A small percentage of the general population (about 7% of Caucasians, 2% of African Americans, and about 2% of Asians) is deficient in CYP2D6 enzyme activity, and is considered poor metabolizers of CYP2D6 metabolized drugs. Nebivolol undergoes hepatic metabolism mainly (up to 77% in animals and 75% in humans) by CYP2D6, and is subject to this genetic polymorphism.
Poor CYP2D6 metabolizers have been shown to have markedly higher plasma concentrations of nebivolol and less oxidative related metabolites compared with people with normal CYP2D6 activity, while maintaining their ability to glucuronidate nebivolol.
Storage and stability
Store at controlled room temperature (15 - 30oC). Protect from light.
Special handling instructions
No special handling is required.
Dosage forms, composition and packaging
BYSTOLIC (nebivolol tablets) is available as tablets for oral administration containing nebivolol hydrochloride equivalent to 2.5, 5, 10, and 20 mg of nebivolol, and will be supplied in bottles of 30 tablets.

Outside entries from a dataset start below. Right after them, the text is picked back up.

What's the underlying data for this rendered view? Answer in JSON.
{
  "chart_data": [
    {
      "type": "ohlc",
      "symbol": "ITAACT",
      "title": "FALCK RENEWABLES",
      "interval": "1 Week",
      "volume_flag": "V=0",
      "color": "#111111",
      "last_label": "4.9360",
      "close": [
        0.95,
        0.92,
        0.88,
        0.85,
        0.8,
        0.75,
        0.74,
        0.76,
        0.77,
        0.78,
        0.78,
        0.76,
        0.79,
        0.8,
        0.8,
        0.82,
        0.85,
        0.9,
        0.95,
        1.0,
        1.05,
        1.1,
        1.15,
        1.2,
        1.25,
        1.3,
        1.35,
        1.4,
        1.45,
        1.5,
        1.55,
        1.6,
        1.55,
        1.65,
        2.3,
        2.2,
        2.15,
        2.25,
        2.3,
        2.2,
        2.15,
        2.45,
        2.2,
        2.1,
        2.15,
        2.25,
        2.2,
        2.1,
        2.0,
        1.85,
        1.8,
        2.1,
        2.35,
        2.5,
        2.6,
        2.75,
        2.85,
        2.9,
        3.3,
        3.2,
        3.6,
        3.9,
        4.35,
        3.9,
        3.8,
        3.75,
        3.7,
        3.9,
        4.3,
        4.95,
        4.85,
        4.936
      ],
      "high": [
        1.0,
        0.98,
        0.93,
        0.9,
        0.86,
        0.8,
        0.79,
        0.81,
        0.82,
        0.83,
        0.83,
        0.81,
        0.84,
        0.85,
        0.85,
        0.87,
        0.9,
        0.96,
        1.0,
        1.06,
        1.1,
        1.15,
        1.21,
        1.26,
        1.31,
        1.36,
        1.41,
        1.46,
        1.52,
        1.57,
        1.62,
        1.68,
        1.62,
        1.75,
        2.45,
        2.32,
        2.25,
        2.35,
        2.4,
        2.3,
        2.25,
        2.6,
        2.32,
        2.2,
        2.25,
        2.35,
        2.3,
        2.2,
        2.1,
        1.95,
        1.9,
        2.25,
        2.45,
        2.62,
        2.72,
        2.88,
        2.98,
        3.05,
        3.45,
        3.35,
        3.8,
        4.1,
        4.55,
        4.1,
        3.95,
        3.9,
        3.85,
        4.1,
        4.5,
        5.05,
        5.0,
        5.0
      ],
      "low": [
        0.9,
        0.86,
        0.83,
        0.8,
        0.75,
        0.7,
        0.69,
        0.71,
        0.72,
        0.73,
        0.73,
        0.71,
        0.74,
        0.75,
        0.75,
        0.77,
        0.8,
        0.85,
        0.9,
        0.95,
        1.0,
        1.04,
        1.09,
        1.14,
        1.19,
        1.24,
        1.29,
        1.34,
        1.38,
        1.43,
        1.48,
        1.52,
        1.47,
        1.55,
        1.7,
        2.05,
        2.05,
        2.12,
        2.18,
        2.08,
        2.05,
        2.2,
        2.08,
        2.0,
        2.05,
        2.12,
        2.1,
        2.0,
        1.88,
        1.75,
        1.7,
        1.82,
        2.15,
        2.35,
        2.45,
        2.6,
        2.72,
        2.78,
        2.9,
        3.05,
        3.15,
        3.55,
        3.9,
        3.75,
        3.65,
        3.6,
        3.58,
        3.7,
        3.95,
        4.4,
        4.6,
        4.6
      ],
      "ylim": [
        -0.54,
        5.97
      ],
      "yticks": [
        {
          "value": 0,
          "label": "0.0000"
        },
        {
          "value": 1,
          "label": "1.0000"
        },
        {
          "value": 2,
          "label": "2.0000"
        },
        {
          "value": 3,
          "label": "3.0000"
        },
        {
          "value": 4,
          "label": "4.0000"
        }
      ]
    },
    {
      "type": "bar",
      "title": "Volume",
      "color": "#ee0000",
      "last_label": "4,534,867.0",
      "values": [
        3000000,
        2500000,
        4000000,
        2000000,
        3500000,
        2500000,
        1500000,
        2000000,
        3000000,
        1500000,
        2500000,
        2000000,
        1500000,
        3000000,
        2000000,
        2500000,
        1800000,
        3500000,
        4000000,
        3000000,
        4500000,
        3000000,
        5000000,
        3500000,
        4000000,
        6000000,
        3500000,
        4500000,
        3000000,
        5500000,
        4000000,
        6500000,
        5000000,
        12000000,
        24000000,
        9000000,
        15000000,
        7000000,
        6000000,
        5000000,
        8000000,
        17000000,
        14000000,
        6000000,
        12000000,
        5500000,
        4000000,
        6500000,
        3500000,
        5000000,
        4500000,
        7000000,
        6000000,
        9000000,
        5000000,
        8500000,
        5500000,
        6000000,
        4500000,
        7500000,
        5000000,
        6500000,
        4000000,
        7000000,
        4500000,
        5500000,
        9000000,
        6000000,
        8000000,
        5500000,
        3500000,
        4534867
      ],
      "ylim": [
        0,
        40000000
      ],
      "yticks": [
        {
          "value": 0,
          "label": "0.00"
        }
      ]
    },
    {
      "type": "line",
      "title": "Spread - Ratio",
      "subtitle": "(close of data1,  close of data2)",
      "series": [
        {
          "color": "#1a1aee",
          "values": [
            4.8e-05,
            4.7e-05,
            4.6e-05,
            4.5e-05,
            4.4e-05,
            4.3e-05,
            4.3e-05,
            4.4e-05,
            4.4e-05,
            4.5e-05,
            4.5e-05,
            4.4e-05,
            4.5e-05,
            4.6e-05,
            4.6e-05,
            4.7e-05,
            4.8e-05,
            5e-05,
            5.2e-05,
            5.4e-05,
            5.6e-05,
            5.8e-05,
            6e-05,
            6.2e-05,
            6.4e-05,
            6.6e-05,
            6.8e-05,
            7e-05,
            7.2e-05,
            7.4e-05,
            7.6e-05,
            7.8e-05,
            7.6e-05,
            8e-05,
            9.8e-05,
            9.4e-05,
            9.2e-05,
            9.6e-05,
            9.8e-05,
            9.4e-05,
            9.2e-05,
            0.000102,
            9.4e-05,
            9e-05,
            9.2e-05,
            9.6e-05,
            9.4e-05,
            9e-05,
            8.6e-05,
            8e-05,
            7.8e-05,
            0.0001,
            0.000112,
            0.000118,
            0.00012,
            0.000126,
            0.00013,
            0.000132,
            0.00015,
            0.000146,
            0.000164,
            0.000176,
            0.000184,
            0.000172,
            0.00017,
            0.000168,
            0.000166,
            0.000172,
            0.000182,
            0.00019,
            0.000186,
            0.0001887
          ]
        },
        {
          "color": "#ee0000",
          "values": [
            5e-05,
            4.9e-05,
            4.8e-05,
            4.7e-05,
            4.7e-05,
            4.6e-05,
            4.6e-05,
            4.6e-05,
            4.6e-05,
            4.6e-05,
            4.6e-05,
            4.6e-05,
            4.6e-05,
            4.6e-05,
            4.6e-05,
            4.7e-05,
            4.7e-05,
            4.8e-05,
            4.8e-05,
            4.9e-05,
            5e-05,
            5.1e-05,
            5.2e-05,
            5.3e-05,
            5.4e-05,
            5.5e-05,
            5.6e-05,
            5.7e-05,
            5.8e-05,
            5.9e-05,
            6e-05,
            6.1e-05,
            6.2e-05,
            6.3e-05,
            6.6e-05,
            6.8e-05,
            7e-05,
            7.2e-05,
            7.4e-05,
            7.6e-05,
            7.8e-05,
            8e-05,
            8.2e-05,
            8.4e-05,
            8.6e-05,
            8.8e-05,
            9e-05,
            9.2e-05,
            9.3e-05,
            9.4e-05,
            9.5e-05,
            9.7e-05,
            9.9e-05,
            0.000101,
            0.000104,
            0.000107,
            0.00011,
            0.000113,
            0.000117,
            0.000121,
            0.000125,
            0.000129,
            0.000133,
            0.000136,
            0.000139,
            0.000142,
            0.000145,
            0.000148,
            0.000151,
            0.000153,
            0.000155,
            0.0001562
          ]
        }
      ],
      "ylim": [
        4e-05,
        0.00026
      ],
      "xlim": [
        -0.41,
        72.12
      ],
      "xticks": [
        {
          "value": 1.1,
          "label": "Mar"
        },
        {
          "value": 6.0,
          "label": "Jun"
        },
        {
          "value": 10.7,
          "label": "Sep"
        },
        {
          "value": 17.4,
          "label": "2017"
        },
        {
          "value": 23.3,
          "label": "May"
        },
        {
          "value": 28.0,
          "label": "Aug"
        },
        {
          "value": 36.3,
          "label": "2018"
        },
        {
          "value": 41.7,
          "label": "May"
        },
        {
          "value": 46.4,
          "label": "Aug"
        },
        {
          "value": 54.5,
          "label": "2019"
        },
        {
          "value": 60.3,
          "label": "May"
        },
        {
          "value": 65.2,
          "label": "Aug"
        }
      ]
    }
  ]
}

BYSTOLIC contains the following inactive ingredients: colloidal silicon dioxide, croscarmellose sodium, D&C Red #27 Lake (10 mg and 20 mg only), FD&C Blue #2 Lake, FD&C Yellow #6 Lake, hypromellose, lactose monohydrate, magnesium stearate, microcrystalline cellulose, pregelatinized starch, polysorbate 80, and sodium lauryl sulfate.
BYSTOLIC tablets are triangular-shaped, biconvex, unscored, differentiated by colour and are engraved with “FL” on one side and the number of mg (2.5, 5, 10, or 20) on the other side. The 2.5 mg tablet is light blue, the 5 mg tablet is beige, the 10 mg tablet is pinkish-purple, and the 20 mg tablet is light blue.